Mary's brother, Timmy Biggins, and his high school friend, Steve Melanson, had been playing together for years in an experimental group called Eros in Bondage. After contributing to several of Robert and Mary's early projects, they became the rhythmic and melodic backbone of the band when Rip-Off was formed.

=== After Rip-Off ===
Robert Feuer and Robert Wilson-Rodriguez first met at Chris George's apartment on Newbury Street in Boston. At the time, Wilson—the guitar player for Salem 66—was looking for a place to stay between tours. He eventually left that group for a brief stint with Drumming on Glass. In1991, Feuer would return to New York.

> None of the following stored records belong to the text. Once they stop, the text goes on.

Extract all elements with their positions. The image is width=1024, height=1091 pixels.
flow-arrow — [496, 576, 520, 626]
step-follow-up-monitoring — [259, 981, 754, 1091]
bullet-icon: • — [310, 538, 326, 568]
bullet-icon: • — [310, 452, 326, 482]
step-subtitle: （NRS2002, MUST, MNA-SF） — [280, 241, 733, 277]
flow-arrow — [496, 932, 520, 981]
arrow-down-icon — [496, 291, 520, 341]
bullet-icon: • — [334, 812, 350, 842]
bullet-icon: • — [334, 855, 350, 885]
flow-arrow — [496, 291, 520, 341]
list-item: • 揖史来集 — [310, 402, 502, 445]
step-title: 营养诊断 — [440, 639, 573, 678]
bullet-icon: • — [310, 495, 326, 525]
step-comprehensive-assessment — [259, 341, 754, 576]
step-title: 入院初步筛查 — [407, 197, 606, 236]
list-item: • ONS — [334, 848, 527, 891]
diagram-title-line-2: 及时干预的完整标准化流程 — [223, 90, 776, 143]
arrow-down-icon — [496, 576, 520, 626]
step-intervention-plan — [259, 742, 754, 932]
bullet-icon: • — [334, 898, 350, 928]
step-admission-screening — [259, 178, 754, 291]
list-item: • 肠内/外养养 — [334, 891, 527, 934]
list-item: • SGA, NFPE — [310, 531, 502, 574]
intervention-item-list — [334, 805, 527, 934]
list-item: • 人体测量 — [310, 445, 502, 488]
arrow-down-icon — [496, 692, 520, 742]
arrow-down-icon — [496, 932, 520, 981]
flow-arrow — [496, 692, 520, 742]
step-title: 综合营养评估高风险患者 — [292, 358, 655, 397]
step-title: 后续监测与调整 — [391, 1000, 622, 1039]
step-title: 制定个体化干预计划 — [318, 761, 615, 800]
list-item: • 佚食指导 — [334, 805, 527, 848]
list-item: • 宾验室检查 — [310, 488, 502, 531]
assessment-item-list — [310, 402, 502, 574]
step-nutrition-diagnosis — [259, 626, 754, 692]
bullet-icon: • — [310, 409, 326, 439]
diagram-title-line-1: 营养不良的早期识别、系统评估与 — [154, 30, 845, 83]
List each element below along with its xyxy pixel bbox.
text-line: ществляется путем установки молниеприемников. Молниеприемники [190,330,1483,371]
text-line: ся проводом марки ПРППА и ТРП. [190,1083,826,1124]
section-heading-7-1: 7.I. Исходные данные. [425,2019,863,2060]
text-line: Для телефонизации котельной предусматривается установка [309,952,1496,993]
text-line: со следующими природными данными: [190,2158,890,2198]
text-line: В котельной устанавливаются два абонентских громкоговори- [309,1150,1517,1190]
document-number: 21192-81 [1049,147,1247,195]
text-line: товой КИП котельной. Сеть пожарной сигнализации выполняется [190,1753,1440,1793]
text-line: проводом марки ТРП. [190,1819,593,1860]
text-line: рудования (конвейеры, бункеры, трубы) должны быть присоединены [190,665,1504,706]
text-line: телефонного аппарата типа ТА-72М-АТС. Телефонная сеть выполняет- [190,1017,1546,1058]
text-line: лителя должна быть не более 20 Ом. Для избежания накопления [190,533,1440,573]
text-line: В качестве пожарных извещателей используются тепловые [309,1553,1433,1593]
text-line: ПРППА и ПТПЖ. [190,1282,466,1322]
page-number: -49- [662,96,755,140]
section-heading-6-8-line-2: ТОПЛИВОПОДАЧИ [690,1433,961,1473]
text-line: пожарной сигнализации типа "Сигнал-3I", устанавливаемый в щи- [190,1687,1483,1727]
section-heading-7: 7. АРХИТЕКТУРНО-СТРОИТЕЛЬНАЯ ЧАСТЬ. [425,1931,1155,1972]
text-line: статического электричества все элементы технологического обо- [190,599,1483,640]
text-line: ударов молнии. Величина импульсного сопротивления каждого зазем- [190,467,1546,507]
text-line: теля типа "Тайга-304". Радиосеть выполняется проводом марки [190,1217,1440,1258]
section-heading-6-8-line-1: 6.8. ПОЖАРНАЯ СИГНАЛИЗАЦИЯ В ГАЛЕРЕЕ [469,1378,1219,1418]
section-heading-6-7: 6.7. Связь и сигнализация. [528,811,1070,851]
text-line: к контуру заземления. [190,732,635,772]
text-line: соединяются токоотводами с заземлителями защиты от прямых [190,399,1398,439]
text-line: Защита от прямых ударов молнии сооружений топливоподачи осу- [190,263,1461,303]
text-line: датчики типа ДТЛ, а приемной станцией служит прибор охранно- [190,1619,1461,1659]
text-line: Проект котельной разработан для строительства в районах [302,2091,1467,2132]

It was there that Wilson-Rodriguez taught Feuer the art of subway busking, sparking a musical partnership that spanned years under various monikers. Life eventually took them to Albuquerque, New Mexico; a year after arriving, Feuer was struck by a drunk driver, requiring a month-long hospital recovery. Their collaboration culminated in 2005 with a 14-song album recorded under the name The Shut-inz. Today, Feuer works as a special education teacher for Albuquerque Public Schools, while Wilson-Rodriguez continues to write and record music.

Mary Feuer moved to Los Angeles in 2004, establishing a diverse career as a writer, director, and producer. Her professional portfolio includes work on television pilots, feature films, and landmark web series like Lonelygirl15 and With the Angels. She remains active in the industry today, producing and sharing original creative works through her own YouTube channel and digital platforms.